Kuwaiti Palestinian visual artist (1962–2022)

Tarek Al-Ghoussein (طارق الغصين; 17 January 1962 – 11 June 2022), was a Kuwaiti Palestinian multi-genre artist best known for his work that investigates the margins between landscape photography, self-portraiture, and performance art. His work moved away from subjects of land, belonging, nostalgia and barriers and instead gravitated toward the metaphorical transit to his ancestral homeland - Palestine. He moved between abstraction and the explicit conditions found in certain places.

== Career==
Tarek Al-Ghoussein was born in Kuwait to Kuwaiti parents of Palestinian ancestry who fled Ramleh, Israel during the Israeli war of independence. His father, Talat Al-Ghoussein, was a famous Kuwaiti journalist, editor and a diplomat who served as the Kuwaiti Ambassador to the United States during the 1960s. His family moved a lot during his childhood between Kuwait, United States, Morocco, and Japan. He received his bachelor's degree in photography from New York University and completed his master's degree in Fine Arts from University of New Mexico. He held several positions during his career, worked as a photojournalist, taught photography at the American University of Sharjah, and at the time of his death was a professor at New York University branch in Abu Dhabi.

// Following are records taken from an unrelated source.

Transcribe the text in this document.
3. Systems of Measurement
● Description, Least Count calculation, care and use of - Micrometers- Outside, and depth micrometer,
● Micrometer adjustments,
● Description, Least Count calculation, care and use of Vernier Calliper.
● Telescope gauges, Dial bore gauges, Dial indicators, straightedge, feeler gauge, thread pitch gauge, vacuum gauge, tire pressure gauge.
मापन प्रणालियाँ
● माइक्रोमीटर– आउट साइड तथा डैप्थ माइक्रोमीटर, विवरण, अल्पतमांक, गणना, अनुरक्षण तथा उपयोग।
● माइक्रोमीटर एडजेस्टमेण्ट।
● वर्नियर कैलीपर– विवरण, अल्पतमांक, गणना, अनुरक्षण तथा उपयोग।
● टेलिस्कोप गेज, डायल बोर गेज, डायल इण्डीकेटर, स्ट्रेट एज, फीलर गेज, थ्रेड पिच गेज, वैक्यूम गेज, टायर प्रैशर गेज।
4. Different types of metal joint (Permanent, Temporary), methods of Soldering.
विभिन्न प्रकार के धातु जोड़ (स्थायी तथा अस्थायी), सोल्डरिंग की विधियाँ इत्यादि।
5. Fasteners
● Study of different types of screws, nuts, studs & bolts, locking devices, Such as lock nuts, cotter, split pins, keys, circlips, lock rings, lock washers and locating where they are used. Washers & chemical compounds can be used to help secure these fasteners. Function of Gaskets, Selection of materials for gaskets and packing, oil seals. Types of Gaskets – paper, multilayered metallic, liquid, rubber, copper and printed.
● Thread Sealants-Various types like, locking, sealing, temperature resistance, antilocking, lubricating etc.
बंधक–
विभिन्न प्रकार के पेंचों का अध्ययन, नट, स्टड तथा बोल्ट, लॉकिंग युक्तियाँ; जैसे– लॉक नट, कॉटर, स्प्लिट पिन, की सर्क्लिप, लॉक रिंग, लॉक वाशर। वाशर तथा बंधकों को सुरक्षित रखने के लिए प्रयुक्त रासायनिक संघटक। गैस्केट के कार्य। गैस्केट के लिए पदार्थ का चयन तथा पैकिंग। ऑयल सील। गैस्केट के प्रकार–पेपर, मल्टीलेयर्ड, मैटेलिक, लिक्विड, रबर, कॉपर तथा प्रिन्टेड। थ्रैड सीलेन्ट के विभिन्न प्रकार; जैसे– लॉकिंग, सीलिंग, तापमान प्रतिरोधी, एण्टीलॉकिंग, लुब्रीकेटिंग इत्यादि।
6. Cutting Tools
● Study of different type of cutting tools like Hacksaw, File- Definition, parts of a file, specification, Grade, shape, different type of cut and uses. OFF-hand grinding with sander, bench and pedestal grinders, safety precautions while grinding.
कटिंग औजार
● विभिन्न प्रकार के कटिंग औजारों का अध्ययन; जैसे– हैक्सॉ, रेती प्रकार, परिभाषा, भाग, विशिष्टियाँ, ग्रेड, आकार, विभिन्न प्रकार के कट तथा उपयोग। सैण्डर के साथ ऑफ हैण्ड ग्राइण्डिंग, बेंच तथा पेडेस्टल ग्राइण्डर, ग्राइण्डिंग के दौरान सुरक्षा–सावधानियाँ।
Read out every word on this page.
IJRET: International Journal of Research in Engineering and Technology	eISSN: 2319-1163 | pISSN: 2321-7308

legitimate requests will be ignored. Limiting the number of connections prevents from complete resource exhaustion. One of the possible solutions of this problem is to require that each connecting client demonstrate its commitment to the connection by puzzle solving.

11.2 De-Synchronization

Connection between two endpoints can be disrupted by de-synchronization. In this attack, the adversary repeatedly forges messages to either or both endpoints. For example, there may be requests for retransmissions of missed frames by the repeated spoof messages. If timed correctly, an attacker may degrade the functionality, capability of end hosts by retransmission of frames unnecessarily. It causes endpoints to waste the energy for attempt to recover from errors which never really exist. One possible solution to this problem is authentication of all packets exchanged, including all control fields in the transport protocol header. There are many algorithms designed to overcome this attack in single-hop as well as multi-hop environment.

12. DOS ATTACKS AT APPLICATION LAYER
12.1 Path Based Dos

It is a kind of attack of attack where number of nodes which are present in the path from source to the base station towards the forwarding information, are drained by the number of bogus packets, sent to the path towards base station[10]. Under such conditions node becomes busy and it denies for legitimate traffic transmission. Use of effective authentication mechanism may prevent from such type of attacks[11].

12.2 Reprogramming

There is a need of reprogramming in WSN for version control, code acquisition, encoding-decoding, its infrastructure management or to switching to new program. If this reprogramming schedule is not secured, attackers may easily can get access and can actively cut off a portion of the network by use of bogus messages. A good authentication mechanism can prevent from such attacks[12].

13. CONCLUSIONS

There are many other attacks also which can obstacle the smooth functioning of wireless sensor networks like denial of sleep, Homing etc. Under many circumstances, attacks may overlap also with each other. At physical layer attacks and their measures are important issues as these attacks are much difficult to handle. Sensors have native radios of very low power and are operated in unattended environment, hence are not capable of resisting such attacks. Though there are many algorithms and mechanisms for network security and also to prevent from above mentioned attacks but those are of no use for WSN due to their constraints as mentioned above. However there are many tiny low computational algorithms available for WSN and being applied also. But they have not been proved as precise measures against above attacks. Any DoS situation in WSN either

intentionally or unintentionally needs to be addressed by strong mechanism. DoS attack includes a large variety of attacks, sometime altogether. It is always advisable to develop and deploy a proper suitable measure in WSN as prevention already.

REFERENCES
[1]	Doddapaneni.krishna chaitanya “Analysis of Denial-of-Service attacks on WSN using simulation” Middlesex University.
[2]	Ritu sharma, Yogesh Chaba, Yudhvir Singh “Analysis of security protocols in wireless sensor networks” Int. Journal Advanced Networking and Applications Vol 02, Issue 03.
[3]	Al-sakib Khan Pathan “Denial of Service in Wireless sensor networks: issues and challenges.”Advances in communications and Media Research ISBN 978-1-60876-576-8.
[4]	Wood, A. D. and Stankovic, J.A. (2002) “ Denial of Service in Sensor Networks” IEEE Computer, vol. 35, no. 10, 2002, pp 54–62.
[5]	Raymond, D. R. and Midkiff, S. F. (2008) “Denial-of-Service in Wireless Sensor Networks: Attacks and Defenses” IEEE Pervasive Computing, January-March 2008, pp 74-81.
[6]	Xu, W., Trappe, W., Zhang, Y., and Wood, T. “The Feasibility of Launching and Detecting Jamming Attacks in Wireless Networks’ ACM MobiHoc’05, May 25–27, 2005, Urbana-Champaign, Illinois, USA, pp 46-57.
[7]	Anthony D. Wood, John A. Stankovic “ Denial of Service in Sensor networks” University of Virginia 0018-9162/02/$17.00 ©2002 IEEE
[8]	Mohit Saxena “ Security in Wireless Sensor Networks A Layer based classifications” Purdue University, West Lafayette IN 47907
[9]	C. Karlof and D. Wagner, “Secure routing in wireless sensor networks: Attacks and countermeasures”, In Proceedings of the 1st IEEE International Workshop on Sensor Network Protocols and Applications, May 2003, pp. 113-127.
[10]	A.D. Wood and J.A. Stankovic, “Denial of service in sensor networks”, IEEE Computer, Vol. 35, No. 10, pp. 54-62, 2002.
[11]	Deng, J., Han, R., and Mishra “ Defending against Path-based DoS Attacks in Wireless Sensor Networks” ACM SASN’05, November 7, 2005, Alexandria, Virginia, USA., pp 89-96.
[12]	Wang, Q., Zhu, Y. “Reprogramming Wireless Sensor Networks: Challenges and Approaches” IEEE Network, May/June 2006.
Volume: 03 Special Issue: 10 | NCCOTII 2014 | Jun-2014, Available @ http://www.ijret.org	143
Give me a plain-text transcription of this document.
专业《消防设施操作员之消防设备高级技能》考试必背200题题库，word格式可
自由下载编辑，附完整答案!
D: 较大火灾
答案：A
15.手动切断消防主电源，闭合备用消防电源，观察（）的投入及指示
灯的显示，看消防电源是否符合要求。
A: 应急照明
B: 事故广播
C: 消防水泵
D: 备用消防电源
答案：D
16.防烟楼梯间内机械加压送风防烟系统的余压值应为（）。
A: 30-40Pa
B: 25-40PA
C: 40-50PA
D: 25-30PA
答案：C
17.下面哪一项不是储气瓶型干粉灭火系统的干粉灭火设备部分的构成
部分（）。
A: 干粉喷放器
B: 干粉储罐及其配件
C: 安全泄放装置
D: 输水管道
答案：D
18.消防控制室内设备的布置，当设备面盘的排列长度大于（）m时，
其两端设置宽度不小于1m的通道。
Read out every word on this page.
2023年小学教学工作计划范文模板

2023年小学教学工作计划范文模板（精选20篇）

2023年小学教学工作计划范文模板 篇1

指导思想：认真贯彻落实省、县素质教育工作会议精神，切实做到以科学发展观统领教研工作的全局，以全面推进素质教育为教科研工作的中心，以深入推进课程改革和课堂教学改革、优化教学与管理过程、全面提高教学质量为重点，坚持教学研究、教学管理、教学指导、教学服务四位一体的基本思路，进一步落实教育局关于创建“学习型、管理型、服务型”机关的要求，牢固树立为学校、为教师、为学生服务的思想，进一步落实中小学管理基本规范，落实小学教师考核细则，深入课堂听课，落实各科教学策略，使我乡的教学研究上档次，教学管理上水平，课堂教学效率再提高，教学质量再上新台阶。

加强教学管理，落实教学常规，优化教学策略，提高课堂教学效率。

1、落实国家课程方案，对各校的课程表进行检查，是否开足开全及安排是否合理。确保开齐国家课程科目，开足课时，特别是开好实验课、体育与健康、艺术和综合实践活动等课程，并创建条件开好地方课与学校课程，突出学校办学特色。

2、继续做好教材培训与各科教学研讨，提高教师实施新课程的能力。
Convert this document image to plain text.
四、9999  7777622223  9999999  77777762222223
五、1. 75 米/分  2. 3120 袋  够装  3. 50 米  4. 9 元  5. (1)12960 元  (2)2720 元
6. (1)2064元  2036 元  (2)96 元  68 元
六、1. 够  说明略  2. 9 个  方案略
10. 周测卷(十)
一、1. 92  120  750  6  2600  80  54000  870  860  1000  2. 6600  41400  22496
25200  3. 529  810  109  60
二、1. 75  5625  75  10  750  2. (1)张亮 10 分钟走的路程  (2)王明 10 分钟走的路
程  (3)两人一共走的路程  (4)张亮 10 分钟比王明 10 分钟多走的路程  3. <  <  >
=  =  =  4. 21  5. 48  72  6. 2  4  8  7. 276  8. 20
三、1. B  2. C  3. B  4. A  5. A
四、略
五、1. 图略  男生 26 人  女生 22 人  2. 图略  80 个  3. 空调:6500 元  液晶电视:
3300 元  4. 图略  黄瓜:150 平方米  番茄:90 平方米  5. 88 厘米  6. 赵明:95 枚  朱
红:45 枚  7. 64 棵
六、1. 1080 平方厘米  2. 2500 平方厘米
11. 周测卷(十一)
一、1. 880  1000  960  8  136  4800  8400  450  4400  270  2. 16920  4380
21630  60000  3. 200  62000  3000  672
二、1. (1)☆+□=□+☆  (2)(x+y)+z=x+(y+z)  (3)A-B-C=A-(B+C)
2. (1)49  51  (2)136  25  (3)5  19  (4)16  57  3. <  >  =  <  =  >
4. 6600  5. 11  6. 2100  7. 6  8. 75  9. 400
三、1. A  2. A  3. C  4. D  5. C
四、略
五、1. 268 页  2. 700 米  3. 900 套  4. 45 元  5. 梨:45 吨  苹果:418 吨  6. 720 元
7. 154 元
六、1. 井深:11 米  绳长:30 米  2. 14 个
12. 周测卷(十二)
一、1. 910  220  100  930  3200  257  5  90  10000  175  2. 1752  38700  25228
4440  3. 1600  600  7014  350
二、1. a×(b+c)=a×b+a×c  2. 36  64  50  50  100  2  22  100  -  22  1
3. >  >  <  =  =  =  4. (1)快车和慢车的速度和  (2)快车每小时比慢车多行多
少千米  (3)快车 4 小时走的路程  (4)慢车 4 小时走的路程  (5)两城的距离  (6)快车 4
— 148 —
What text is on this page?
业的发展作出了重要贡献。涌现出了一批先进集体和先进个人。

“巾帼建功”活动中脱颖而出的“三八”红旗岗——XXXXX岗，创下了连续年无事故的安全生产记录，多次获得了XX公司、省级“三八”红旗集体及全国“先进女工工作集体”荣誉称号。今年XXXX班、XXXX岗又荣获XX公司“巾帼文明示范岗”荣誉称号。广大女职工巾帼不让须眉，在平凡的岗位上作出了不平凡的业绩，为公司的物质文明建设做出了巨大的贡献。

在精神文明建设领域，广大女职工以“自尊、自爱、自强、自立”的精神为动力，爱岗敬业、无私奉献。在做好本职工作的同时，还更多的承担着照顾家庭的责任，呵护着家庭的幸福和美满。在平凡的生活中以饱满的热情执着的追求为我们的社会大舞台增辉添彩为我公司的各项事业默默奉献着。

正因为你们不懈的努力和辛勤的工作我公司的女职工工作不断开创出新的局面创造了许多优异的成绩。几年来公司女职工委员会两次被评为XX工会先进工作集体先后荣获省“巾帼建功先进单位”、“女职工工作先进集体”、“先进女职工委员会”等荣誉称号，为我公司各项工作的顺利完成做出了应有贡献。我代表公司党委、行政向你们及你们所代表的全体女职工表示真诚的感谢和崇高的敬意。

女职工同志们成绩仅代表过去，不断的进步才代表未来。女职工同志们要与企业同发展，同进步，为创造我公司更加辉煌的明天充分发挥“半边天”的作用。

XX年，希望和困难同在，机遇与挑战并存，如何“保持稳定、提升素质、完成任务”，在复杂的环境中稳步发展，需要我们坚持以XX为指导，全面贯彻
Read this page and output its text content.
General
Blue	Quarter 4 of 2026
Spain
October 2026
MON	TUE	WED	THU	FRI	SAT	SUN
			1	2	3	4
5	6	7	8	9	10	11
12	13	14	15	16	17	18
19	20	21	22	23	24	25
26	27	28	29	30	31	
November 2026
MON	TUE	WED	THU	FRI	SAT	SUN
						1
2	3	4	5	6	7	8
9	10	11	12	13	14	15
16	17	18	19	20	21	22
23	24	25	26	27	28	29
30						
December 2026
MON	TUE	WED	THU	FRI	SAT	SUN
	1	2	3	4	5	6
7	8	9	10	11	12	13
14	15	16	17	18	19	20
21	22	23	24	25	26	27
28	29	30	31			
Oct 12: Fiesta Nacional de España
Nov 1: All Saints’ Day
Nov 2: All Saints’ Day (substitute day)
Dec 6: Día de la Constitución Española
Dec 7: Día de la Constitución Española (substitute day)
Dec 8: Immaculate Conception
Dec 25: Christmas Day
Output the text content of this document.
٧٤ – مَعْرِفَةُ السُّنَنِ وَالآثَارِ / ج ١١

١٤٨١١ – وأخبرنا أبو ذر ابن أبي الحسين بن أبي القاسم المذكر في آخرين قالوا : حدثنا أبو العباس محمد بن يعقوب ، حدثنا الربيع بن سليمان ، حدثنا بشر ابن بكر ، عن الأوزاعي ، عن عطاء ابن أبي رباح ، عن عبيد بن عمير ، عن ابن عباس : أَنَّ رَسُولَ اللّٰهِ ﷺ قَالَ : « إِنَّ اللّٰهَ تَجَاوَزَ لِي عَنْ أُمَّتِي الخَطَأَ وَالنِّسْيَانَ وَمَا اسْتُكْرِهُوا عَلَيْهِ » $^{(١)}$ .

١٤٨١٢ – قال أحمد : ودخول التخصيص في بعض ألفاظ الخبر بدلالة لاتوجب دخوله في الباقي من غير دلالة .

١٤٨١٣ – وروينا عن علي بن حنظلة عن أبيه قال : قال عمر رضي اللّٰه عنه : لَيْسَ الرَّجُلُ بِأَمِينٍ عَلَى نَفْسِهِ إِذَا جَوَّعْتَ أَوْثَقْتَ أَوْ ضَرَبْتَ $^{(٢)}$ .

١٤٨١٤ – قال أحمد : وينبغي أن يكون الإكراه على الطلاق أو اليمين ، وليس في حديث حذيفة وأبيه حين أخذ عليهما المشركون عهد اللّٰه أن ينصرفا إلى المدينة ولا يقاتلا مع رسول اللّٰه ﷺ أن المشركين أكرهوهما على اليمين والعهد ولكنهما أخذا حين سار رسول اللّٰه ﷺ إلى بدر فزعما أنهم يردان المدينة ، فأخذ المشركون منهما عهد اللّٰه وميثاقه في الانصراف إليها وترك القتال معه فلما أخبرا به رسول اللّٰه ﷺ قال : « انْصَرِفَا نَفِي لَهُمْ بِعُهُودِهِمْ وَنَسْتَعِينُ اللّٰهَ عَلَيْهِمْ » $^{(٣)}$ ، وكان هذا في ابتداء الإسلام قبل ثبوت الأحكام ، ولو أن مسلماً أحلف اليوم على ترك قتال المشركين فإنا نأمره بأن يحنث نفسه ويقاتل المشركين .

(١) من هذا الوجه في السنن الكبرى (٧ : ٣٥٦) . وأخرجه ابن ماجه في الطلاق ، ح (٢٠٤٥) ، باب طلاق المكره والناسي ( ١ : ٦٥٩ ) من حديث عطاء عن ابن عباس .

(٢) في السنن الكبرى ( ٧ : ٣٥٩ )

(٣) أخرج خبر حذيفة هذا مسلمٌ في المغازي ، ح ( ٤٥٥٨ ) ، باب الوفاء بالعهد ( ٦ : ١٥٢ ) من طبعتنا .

== Selected exhibitions ==
- 1995 Zwemmers Fine Photographs, London, UK
- 2000 Sharjah Art Museum, Sharjah, UAE
- 2003 Randolph Street Gallery, Auckland, New Zealand
- 2004 Spectra Art Gallery, Copenhagen, Denmark
- 2004 Noorderlicht International Photography Exhibition, The Netherlands
- 2005 Sharjah International Biennial, Sharjah, UAE
- 2006 Political Realities, Heidelberg Museum, Heidelberg, Germany
- 2007 Art in Public Spaces, Light Boxes, Muscat, Oman
- 2008 Wonder, Singapore Biennale, Singapore
- 2009 In Absentia, Al Ma'mal Foundation for Contemporary Art, Jerusalem
- 2011 Emirati Expressions, Manarat Al Saadiyat, Abu Dhabi, UAE
- 2013 National Pavilion of Kuwait, 55th Venice Biennale, Venice, Italy
- 2014 K Files, Taymour Grahne Gallery, New York, USA

== Collection ==
Tarek's work has been collected by numerous museums and foundations worldwide such as Solomon R. Guggenheim Museum, New York; Victoria and Albert Museum, London; Royal Museum of Photography, Copenhagen; Darat Al-Funun, Amman, Jordan; Mathaf Museum, Doha, Qatar; Barjeel Art Foundation, Sharjah, UAE; British Museum, London, UK; Mori Art Museum, Tokyo, Japan; the Museum of Fine Arts, Houston, Texas, and the Sharjah Art Foundation in Sharjah, UAE.